"Gimana kabarnya, kawan?" "Semoga saja tetap sehat selalu, ya!"
Sapaan yang sebenarnya menanyakan soal kondisi diri kita. Tetapi, kita mungkin kerap bingung menjawabnya dalam situasi seperti kini. Menjawab kondisi apa adanya, yang bisa saja dimaknai kepasrahan, sambat atas kondisi yang dihadapi, atau terpaksa harus nyamar (menyembunyikan keadaan yang sebenarnya).
Masa-masa pandemi akibat corona sejak beberapa bulan terakhir memang menempatkan siapapun dalam situasi yang sama. Semua terasa serba sulit dan tak pasti, meski sebenarnya kita tidak sedang sakit atau tidak memiliki pekerjaan sama sekali. Semua buru-buru mengklaim, sama-sama terganggu dan menjadi terdampak covid-19.
Situasi pandemi, seperti tak mengenal status sosial ekonomi masyarakat sebelumnya, yang sudah terlihat mapan sekalipun. Yang lebih dimaknai jamak kini hanya satu, bagaimana uang dan pendapatkan bisa diperoleh dan dinikmati dengan mudah.
Kondisi keuangan yang stabil, maka keseharian kita dan keluarga akan baik-baik saja. Simpel dan tidak ada yang salah memang pemikiran semacam ini!
Yang cukup memrihatinkan sebenarnya, kondisi pandemi serba sulit ini akhirnya melemahkan etos bekerja dan daya juang siapapun. Terlebih, jika terjadi pada orang dengan status sosial lebih baik. Pendek kata, pandemi yang harus dihadapi kini akhirnya mudah saja menjadikan siapapun 'Saya miskin' atau 'Kami kurang sejahtera' karena terdampak covid-19. Miris bukan?
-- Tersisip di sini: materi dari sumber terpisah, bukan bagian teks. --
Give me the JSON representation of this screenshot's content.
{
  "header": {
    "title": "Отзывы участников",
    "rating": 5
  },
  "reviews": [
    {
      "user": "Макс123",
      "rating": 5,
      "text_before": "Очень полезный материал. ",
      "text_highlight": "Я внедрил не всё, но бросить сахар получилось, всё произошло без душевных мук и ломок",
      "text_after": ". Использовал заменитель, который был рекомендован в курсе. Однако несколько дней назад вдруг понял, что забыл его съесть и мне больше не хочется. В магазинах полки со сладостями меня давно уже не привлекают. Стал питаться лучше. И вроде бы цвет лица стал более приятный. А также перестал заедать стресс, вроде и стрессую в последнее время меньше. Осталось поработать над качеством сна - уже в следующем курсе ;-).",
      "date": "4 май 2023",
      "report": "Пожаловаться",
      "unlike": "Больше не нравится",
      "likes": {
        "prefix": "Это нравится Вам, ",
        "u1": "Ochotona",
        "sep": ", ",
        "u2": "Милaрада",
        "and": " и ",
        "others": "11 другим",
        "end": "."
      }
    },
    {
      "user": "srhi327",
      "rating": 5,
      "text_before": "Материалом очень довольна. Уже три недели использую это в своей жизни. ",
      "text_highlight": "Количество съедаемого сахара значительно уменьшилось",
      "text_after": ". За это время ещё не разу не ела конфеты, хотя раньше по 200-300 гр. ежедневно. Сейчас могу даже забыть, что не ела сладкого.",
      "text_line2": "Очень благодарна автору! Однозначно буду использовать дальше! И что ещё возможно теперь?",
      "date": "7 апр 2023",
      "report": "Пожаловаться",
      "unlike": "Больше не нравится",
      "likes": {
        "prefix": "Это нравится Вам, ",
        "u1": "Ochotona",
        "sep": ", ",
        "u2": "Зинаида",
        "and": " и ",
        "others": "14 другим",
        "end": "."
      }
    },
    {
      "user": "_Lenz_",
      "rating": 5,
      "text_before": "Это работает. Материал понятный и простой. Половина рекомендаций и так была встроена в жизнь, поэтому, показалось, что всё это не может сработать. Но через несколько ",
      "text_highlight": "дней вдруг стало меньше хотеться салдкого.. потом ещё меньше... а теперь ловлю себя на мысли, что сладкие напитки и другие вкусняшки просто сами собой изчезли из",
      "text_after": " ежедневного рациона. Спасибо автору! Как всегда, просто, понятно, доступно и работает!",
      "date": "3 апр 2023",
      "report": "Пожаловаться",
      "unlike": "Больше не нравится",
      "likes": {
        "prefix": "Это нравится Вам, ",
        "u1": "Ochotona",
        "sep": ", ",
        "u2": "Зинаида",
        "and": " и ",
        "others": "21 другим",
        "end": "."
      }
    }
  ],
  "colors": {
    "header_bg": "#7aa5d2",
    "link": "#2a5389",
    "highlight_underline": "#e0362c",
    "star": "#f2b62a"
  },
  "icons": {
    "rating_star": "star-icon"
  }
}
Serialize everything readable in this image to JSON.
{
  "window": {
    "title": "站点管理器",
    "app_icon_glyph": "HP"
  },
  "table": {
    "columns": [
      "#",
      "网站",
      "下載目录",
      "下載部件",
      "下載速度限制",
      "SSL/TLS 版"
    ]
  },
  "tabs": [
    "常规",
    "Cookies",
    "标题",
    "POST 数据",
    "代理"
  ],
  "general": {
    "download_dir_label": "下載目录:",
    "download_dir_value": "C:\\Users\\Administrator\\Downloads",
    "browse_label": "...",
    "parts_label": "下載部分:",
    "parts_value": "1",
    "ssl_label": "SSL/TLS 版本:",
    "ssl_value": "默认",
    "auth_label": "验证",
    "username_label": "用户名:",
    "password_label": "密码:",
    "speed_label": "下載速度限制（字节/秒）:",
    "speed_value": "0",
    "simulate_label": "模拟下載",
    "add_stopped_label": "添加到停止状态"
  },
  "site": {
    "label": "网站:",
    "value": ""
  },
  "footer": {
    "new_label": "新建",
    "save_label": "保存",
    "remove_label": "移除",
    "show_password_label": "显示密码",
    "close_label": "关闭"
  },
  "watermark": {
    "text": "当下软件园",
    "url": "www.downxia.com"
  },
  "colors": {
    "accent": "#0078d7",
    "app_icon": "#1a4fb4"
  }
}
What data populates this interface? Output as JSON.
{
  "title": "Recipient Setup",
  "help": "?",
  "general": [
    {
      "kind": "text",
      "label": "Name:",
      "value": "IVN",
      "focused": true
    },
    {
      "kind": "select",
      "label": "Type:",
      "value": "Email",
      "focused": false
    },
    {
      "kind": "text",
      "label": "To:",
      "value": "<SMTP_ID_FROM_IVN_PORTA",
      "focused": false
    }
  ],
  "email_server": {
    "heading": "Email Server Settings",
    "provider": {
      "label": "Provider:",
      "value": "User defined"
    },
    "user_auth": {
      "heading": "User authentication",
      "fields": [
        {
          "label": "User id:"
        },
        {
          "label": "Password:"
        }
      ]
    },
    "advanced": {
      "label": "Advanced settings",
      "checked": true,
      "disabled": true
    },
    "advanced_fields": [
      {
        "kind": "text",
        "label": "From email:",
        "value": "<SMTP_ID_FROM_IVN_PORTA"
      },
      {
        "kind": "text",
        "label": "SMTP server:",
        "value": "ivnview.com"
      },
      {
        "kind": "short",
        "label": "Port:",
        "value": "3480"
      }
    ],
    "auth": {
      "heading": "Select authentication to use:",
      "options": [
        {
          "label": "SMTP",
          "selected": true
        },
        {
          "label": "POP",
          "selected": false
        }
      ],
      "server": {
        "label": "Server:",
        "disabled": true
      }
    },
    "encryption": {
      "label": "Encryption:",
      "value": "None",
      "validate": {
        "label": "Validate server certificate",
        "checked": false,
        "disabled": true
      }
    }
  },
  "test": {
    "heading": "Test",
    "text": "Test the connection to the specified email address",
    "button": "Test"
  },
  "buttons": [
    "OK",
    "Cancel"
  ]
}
Soal predikat dan label 'miskin atau kurang sejahtera' ini, belakangan memang banyak tersaji angkanya. Padahal, status sosial ekonomi calon penerima sebelumnya tidak termasuk di dalam kategori ini.
Ini beriringan dengan adanya berbagai program bantuan stimulus pemerintah. Sebut saja, Bantuan Sosial Tunai Kemensos, BLT Dana Desa Kemendesa-PDT, atau bantuan sejenis yang dikaitkan penanggulangan dampak covid-19.
Terlepas karut marut atau kredibilitas pendataan dan datakrasi yang ada soal status sosil ini, setidaknya sudah banyak contoh kasusnya. Didapati tidak sedikit penerima bansos pemerintah ini, sebenarnya usia produktif yang mudah saja bekerja, atau bahkan ada yang masih berstatus aktif mahasiswa semester awal. Sebaliknya, banyak jumlahnya yang mungkin lebih membutuhkan bansos ini, namun tidak bisa menikmatinya.
Mencukupi Kebutuhan atau Mensejahterakan?
Sekali lagi, banyak munculnya gejala sosial 'Saya juga miskin' atau 'Kami kurang sejahtera' terlebih masa pandemi kini, bisa jadi fenomena baru. Lebih disayangkan, pihak yang mestinya kurang layak mendapatkan bansos atau menjadi penerima bantuan lain seperti PKH, terkesan 'bangga' atau menerima begitu saja (sustain), sebagai sasaran tetap bertahun-tahun. Padahal, jika nyatanya masih mampu menjadi tukang borongan dan karyawan harian di pabrik, apakah ini tergolong miskin?
Bisa dikatakan, kebijakan pemerintah menyangkut masalah kemiskinan cukup kuat, sejak era Pemerintahan Presiden SBY hingga jalan dua kali rejim Pemerintahan Joko Widodo. Kebijakan melalui program Jaring Pengamanan Sosial (JPS) bagi rakyat Indonesia selalu menjadi prioritas pembangunan sosial ekonomi era Jokowi.